Allein an der Schreibmaschine, angesichts der unbeschriebenen Blätter, möchte man schnell noch einmal telefonieren - nicht um sich der paar Fakten zu vergewissern, die man längst kennt, sondern um jetzt unmittelbar etwas von den Anstößen zu erfahren, die das Telefon gibt, aber auch vom Mangel, der sich auftut.

Wer immer am Telefon Papier und Bleistift zur Hand hat, wird sie nicht ruhig liegen lassen, wenn man sich in ein längeres Gespräch einläßt. Man beginnt zu kritzeln, vielfach automatisch: weil der Sprache das Bild fehlt, weil Körper und Hand danach verlangen, sich am Ausdruck zu beteiligen, weil man sich ablenken will, weil man sich unbewußt selbst Mitteilungen schreibt über Ebenen des Gesprächs, die jedenfalls nicht hörbar sind.

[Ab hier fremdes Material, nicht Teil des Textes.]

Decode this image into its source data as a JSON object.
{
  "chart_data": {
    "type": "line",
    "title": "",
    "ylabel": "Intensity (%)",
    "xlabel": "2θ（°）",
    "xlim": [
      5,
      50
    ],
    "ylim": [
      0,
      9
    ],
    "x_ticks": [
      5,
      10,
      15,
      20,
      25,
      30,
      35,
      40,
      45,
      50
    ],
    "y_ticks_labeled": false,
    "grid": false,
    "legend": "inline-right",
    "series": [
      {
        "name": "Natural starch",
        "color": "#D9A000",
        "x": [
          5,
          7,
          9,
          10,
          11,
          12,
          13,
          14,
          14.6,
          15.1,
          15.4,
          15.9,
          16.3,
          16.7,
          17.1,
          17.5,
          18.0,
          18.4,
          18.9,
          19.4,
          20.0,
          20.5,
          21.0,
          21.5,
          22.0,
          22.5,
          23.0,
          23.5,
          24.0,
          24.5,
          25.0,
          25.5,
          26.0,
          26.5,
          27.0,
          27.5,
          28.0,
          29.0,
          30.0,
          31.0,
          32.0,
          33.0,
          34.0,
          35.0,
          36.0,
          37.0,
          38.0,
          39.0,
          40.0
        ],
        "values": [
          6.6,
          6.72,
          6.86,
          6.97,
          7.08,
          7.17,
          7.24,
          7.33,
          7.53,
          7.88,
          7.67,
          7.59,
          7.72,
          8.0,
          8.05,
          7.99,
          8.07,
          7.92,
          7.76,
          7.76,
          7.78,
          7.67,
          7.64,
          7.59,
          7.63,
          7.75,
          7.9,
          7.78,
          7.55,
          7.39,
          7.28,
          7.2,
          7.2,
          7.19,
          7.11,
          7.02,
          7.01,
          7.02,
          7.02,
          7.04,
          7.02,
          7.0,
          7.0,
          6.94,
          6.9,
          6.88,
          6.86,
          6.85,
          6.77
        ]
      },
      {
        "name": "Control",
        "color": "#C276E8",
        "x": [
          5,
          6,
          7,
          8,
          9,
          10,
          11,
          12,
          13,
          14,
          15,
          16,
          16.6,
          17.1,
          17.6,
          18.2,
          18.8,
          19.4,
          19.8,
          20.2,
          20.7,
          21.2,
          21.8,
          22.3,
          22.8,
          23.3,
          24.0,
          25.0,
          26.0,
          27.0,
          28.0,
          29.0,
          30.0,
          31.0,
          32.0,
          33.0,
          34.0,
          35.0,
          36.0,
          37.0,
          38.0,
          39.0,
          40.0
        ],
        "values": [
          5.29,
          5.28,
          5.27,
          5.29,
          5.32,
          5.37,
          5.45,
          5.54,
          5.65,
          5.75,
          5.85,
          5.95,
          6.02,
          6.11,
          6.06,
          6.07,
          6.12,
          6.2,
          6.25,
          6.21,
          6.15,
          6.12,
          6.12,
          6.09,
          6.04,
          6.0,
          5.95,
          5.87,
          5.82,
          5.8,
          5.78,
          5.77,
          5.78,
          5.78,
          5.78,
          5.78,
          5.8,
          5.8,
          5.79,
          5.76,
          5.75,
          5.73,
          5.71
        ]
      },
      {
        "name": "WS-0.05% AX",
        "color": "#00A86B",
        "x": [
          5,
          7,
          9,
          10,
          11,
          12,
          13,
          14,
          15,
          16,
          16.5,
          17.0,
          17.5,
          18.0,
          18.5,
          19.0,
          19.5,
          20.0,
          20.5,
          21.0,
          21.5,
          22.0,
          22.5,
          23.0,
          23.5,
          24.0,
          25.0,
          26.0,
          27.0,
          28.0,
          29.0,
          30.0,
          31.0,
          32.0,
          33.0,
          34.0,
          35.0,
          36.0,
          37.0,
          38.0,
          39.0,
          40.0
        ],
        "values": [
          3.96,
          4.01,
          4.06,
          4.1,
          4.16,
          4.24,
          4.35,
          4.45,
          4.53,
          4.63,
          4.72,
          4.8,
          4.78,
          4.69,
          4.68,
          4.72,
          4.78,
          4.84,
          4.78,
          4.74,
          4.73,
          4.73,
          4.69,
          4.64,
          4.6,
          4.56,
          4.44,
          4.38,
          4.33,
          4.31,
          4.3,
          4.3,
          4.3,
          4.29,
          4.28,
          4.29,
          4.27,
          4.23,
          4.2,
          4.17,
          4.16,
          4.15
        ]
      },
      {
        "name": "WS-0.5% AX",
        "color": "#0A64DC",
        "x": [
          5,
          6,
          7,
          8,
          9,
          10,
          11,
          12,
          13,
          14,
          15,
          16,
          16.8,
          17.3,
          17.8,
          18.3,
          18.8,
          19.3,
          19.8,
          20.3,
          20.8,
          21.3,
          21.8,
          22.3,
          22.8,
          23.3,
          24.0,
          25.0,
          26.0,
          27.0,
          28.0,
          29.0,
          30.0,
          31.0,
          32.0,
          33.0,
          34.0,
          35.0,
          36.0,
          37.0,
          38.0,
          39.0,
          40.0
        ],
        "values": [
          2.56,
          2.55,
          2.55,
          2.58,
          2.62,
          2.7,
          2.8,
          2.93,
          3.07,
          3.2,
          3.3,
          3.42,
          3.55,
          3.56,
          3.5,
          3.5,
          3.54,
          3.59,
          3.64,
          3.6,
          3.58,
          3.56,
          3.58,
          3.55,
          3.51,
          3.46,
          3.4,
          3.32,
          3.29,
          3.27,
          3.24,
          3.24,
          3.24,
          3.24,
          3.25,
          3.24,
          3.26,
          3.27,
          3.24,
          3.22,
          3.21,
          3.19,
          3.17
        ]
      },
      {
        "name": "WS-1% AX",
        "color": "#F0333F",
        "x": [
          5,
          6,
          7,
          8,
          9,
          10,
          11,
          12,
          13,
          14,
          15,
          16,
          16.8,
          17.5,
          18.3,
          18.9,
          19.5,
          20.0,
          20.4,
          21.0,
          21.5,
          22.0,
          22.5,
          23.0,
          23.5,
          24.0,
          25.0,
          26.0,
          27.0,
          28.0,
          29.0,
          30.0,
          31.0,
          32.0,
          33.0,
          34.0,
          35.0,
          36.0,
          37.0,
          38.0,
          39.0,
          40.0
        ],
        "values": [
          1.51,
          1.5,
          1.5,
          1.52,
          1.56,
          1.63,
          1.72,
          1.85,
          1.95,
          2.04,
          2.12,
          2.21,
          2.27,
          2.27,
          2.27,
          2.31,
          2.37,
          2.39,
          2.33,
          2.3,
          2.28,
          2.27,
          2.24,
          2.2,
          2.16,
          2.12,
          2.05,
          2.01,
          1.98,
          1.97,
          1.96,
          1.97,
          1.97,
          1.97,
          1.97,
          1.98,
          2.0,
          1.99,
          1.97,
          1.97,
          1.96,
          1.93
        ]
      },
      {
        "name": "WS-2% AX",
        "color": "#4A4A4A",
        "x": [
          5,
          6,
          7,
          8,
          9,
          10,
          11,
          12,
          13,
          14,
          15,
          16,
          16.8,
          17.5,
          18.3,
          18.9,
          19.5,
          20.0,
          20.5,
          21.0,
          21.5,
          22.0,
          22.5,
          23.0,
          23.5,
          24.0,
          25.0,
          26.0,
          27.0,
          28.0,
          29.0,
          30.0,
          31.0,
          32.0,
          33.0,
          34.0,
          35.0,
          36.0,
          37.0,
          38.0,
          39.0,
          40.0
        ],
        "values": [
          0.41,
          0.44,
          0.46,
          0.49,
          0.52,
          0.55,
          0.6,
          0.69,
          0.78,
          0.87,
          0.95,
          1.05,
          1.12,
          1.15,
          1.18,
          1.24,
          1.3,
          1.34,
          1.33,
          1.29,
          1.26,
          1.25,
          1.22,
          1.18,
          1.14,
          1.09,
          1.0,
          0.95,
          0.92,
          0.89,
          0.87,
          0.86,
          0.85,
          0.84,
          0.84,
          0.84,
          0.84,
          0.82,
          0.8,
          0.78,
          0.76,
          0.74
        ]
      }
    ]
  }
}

Wer sich auf eine Beschreibung und möglicherweise eine Theorie des Zeichnens beim Telefonieren einläßt, wird viele Gründe dafür finden. Und es geht nicht nur um die Mangelerscheinung eines aus unserem Leben nicht mehr wegdenkbaren Kommunikationssystems, sondern auch um seine Möglichkeiten.

Eggenschwiler hat davon in seinem Vorwort gesprochen: Distanz halten können wie auch Nähe suchen, persönlichen Ehrgeiz befriedigen oder Rat erfahren usw. Die Liste läßt sich beliebig erweitern und man wird feststellen, daß die Nutzungsmöglichkeiten dieses Kommunikationssystems ebenso widersprüchlich sind wie unsere Kommunikationsformen und -inhalte.

Das Kritzeln, das zur Zeichnung sich mausern mag, mag dabei wesentlich kompensatorische Funktionen erfüllen; es ist gleichwohl nicht nur das Auffüllen von Leere, sondern positiver: das langsame Erwachen von Kreativität beim Miteinander-Reden, das Bedürfnis nach dem Verfertigen von Bildern, während die Gedanken als eine auch tonal sehr eindimensionale Sprache über Draht vermittelt werden.

Das sind - über alle individuellen Beweggründe hinaus - Gemeinsamkeiten von Telefonzeichnungen, mögen sie vom künstlerischen Potential und von ihrer Aussage her auch durch Abgründe getrennt sein. Telefonzeichnungen können ein Tummelplatz für Soziologen und Psychologen sein, doch davon soll diese Ausstellung nicht handeln.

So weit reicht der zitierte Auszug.